Create one with BetterDisplay (CLI)

brew install --cask betterdisplay
open -a BetterDisplay                       # launch once so the CLI can talk to it

# create a 16:10 virtual screen with tablet-friendly resolutions
betterdisplaycli create --type=VirtualScreen \
  --name=Tablet --aspectWidth=16 --aspectHeight=10 \
  --useResolutionList=on \
  --resolutionList="1920x1200,1680x1050,1440x900,2560x1600" \
  --virtualScreenHiDPI=on

# connect it so macOS (and Ghost Monitor) see it as a real monitor
betterdisplaycli set --name="Virtual 16:10" --connected=on

It now appears in list-displays as its own index. Remove it later with betterdisplaycli discard --name="Virtual 16:10".

Arrange where it sits relative to your main screen in System Settings → Displays (drag the blue rectangles), then drag windows onto it to push them to the tablet.

macOS Screen Recording permission

The first capture triggers a system prompt: System Settings → Privacy & Security → Screen Recording → enable your terminal (Terminal.app / iTerm) or Python. You may need to restart the terminal afterward. Without this, frames come back black.

Usage

List displays:

python -m app.cli list-displays
Available displays:
  [0] Built-in Display 2560x1600 at (0, 0)
  [1] Virtual 16:10 1920x1200 at (-1920, 0)

Index 0 is the first display (usually built-in). A virtual display (BetterDisplay, a dummy HDMI plug, etc.) shows up as its own index with its name — pick that index to stream only the virtual monitor.

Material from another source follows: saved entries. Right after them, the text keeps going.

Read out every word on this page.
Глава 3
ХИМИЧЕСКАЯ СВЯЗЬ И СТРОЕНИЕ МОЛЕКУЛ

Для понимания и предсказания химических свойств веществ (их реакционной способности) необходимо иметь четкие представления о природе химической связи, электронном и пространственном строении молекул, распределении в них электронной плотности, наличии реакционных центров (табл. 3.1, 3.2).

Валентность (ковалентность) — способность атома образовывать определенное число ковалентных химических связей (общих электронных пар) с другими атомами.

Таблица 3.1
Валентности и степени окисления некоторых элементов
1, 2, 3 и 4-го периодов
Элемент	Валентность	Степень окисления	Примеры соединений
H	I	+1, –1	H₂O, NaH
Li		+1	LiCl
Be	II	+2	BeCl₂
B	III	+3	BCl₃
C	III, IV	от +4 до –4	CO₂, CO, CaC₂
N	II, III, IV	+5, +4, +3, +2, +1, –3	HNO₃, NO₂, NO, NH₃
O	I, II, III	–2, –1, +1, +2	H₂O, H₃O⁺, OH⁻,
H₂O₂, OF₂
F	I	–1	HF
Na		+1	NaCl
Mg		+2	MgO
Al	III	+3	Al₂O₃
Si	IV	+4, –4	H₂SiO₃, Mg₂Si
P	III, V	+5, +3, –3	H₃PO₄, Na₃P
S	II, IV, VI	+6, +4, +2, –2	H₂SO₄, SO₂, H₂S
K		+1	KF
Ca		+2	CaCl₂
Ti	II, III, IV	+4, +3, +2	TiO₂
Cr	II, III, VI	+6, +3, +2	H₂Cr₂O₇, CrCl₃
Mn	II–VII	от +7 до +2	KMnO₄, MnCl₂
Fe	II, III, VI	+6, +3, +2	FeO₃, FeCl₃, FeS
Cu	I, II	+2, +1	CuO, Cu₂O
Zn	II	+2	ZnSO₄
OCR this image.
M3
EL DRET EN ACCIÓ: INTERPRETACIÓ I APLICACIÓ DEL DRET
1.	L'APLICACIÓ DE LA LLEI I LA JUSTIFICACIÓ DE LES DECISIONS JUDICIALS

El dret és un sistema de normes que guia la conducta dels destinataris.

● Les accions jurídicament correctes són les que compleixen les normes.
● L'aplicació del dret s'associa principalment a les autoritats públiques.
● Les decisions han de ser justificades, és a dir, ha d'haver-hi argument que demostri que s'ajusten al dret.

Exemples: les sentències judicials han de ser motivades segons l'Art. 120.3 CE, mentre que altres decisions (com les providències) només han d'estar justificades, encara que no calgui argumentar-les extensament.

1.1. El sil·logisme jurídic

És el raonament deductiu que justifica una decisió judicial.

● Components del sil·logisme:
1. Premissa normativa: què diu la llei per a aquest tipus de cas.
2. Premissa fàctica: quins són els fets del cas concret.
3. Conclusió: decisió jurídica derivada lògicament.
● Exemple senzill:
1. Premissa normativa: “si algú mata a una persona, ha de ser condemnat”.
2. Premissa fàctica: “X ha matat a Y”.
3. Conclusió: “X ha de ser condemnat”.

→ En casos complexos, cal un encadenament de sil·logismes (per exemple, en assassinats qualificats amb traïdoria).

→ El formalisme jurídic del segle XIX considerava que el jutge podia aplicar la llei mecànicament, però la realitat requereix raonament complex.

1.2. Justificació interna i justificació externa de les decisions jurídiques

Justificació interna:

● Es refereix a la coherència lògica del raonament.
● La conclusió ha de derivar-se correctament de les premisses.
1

Start streaming the virtual display at 60 fps:

python -m app.cli start --display 1 --port 8080 --fps 60 --quality 80
  Ghost Monitor
  display : 1
  fps     : 60
  quality : 80

  Open this URL on your Android tablet:
      http://192.168.1.50:8080

  (local: http://127.0.0.1:8080)
  Press Ctrl+C to stop.

Type that URL into the tablet's browser, tap ⛶ Fullscreen for an immersive, chrome-free view.

Options for start

Flag Default Meaning
--display 0 Display index (see list-displays).
--port 8080 Server port.
--fps 30 Target frames/sec.
--quality 80 JPEG quality 1–100. Lower = less bandwidth.
--max-width none Downscale frames wider than N px to save bandwidth.
--host 0.0.0.0 Bind address.

Tuning latency / bandwidth

A 4K display at 30 fps is a lot of pixels. If the stream lags on Wi-Fi:

  • Drop --quality to ~60.
  • Add --max-width 1920 (or 1280) to downscale.
  • Lower --fps to 20.

Endpoints

  • GET / — the web receiver page.
  • GET /stream — the MJPEG stream.
  • GET /snapshot.jpg — single latest frame (handy for debugging).
  • GET /healthz — JSON status / frame readiness.

Troubleshooting

  • Black frames → Screen Recording permission not granted; re-check Settings and restart the terminal.
  • Tablet can't connect → Mac and tablet must be on the same Wi-Fi/LAN; a macOS firewall may block the port (System Settings → Network → Firewall).
  • Stream freezes then resumes → expected on brief Wi-Fi drops; the client auto-reconnects.

Notes

  • The capture thread keeps only the newest frame, so slow clients never accumulate latency — they just skip ahead.
  • Plain HTTP only (LAN use). Don't expose this to the public internet.